Oil Company Stock #2: APA Corporation (APA)
The formerly named Apache Corporation produces about 70% of its oil and gas from the highly prolific and low-cost Permian Basin and other areas of Texas. The balance comes from Egypt (18%) and the North Sea (12%). About 75% of its output is oil and essentially none of its production is hedged. While the U.S. segment provides a solid base, the Egypt operations (67% owned by Apache, 33% owned by Sinopec) offer a source of upside. Another source of potential upside comes from Apache’s early success in Suriname, just north of Brazil, where newfound oil could generate considerable new profits starting in about five years. Little value is being assigned by investors to the Suriname opportunity despite its sizeable potential, or to its stake in Altus Midstream. The shares trade at a 15% free cash flow yield.

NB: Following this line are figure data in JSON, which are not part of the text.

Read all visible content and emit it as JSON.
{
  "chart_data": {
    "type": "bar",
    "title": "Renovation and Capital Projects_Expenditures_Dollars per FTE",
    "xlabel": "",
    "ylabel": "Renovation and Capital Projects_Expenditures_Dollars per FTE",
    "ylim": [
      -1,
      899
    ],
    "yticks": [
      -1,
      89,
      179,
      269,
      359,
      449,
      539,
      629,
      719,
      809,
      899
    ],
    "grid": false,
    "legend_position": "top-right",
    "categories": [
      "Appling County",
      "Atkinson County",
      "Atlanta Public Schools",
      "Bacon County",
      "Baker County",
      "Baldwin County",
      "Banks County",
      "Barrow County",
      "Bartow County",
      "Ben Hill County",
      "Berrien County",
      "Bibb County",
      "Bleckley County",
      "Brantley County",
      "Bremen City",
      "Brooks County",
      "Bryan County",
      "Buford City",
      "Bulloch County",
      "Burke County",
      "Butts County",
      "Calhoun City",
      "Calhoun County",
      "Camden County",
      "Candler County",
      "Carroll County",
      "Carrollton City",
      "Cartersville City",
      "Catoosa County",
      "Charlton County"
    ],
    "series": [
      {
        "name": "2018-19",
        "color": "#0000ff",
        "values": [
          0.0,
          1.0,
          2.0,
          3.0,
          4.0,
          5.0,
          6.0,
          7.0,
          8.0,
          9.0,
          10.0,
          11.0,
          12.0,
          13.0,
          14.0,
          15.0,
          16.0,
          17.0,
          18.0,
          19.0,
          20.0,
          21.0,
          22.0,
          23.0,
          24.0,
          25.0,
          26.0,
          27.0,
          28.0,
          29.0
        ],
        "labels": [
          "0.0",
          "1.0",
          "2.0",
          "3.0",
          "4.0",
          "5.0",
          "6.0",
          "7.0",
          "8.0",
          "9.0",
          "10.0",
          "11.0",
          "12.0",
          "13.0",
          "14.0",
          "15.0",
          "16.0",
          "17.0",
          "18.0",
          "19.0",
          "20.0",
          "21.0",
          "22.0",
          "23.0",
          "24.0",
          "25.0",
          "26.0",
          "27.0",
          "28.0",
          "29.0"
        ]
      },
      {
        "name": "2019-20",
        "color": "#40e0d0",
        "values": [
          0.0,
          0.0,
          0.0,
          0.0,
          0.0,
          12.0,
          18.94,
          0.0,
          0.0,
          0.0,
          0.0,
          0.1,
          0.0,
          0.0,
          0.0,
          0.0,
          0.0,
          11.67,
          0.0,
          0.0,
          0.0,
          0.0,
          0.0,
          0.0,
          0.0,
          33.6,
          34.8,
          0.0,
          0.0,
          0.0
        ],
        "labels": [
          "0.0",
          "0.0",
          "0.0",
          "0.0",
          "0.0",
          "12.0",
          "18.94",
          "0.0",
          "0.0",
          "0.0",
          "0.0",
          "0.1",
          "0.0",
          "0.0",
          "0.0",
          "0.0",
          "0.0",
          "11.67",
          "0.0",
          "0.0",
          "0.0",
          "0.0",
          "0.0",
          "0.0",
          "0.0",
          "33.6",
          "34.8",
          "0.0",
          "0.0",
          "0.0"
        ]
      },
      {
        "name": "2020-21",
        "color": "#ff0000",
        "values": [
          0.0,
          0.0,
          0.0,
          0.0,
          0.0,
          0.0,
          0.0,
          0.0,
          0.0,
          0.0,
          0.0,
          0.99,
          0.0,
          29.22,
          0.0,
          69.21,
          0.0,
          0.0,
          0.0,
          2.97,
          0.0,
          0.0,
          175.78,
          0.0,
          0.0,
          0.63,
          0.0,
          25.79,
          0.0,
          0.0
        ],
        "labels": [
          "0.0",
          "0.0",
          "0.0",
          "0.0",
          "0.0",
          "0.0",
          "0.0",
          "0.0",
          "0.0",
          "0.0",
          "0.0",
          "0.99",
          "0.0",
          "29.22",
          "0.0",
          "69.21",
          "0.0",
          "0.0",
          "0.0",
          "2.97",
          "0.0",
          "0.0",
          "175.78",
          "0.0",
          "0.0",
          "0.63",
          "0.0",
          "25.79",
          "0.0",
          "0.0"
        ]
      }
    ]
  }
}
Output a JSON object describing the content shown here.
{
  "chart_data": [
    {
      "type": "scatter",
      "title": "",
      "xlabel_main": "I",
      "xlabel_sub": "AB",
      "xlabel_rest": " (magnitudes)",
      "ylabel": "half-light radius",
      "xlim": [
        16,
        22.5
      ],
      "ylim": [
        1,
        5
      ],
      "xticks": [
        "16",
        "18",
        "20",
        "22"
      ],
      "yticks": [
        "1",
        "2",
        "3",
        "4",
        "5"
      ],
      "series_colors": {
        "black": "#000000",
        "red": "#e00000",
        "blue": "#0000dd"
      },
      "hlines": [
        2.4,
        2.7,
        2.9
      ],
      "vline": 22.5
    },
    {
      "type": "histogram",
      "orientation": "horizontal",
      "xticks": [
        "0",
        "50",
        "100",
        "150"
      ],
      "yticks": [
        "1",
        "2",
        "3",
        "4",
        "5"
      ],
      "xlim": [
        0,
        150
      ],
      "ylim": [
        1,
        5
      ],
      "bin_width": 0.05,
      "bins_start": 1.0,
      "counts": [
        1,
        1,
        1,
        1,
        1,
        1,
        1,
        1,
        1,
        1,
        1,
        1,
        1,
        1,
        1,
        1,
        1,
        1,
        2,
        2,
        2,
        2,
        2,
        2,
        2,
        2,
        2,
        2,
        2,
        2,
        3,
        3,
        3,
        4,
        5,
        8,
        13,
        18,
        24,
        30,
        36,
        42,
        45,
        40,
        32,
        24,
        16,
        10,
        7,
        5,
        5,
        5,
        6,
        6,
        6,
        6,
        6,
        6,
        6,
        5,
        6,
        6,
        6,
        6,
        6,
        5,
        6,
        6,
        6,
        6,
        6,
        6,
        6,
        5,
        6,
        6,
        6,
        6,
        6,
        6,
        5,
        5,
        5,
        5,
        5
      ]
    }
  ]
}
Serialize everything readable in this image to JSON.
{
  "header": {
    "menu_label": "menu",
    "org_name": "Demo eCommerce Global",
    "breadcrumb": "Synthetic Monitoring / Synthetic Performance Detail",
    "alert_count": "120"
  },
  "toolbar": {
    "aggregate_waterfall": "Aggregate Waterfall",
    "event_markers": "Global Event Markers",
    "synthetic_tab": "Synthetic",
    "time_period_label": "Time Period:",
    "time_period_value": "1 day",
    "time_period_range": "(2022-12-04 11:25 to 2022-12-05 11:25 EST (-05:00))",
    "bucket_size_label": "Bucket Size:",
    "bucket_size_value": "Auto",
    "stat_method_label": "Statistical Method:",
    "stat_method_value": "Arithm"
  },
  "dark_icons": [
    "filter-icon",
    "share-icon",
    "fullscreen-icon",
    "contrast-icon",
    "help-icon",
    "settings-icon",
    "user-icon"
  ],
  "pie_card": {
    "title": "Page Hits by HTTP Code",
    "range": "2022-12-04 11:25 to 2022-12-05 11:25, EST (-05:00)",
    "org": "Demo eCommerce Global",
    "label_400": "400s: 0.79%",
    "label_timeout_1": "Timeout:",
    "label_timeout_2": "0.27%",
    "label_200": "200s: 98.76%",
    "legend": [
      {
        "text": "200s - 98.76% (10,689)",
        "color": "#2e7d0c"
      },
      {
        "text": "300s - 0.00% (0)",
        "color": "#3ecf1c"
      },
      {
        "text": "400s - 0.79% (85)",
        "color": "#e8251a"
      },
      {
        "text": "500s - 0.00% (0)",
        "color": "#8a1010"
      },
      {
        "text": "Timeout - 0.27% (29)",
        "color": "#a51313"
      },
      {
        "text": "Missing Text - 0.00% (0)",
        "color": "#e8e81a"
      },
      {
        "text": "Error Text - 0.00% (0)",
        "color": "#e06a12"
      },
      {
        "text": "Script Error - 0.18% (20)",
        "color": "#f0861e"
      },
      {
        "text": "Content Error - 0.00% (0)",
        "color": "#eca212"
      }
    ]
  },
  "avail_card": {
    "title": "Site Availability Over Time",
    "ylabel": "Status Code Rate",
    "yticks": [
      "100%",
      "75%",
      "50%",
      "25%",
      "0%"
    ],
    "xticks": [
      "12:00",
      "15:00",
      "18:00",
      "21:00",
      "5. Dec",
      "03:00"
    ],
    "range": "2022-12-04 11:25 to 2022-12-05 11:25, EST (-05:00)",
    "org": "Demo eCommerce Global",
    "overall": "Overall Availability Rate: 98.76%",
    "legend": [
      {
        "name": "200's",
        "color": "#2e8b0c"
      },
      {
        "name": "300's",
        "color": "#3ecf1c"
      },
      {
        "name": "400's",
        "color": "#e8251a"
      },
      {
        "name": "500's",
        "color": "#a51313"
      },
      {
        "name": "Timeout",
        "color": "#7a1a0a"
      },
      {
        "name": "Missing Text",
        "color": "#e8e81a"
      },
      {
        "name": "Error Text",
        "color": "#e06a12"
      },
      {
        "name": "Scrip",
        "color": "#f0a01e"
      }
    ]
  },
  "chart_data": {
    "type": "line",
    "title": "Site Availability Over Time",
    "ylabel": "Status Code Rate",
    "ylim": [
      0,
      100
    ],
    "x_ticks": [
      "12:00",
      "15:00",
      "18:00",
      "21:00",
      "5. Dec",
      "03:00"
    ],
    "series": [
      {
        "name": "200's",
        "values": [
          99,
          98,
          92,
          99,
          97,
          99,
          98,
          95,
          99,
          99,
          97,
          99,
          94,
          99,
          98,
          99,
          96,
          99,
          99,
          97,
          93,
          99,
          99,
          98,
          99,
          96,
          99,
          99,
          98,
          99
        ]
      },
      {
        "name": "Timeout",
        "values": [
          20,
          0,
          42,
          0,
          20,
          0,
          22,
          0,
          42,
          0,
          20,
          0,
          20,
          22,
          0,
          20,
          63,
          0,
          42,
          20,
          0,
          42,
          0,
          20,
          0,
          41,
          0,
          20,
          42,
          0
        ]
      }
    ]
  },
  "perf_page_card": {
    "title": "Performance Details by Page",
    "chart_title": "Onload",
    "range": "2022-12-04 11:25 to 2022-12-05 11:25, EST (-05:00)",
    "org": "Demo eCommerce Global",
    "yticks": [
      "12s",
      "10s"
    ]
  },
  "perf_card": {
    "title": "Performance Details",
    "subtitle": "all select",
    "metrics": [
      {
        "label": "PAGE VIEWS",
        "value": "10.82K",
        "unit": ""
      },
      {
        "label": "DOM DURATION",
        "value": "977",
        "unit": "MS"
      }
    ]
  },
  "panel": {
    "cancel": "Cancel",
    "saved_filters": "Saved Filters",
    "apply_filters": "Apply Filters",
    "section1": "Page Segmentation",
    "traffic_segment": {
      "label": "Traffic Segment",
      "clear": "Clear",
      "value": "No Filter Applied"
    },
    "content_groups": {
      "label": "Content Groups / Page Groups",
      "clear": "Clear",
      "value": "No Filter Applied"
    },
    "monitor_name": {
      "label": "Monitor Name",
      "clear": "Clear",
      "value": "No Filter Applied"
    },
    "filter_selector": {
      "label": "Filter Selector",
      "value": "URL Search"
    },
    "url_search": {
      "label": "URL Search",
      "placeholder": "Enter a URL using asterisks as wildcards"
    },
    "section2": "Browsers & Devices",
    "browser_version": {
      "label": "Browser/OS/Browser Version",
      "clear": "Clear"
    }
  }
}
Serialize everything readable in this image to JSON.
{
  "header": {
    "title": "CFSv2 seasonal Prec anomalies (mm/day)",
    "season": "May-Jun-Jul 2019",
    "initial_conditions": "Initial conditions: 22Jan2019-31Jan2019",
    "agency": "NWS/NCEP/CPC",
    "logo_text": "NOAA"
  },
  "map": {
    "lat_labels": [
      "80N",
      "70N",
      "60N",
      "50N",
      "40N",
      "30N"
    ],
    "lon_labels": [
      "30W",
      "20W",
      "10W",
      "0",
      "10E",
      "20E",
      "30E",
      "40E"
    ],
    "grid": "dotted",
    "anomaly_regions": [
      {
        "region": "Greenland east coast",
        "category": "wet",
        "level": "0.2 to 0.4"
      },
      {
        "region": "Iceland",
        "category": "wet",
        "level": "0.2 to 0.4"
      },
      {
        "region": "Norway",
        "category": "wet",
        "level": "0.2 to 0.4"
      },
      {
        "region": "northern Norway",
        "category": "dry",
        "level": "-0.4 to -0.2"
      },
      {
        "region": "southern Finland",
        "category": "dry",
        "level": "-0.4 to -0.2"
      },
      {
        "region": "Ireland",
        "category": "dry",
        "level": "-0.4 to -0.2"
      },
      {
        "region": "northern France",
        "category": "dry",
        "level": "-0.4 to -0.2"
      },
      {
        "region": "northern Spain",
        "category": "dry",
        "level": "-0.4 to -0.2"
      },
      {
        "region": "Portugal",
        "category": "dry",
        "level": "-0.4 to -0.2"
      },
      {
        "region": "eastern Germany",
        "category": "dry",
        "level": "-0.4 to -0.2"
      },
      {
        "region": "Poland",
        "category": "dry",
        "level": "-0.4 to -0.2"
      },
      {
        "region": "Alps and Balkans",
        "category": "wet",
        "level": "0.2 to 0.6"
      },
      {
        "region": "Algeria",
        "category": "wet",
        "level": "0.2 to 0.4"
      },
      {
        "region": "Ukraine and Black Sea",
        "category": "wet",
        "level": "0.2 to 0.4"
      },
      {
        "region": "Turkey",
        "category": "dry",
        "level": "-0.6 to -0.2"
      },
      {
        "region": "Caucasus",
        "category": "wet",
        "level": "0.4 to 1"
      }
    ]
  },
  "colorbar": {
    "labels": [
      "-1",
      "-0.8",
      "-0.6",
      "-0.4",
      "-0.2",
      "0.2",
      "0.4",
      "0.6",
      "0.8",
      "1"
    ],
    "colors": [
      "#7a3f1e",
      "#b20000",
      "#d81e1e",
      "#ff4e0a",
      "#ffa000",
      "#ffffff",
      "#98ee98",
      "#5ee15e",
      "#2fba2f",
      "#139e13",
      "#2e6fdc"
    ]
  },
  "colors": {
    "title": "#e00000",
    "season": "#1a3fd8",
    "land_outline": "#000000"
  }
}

Oil Company Stock #3: Ovintiv (OVV)
Previously named Encana Corporation until 2019, when it relocated to Denver from Canada, Ovintiv is one of the oldest E&Ps in North America. Its assets are primarily in the Permian and Anadarko basins in the U.S. and the Montney Basin in Canada. About half of its production is oil and related liquids. While much of its 2022 production is hedged, it may choose to leave future years unhedged and thus fully participate in higher oil and gas prices. After a withering campaign by respected activist investor Kimmeridge, the company has a new CEO, a refreshed board and improved governance. Free cash flow, along with proceeds from its divestiture program, will help reduce its debt. Once its leverage target is reached, Ovintiv will likely pay out substantial cash to shareholders. OVV shares trade at a 18% free cash flow yield.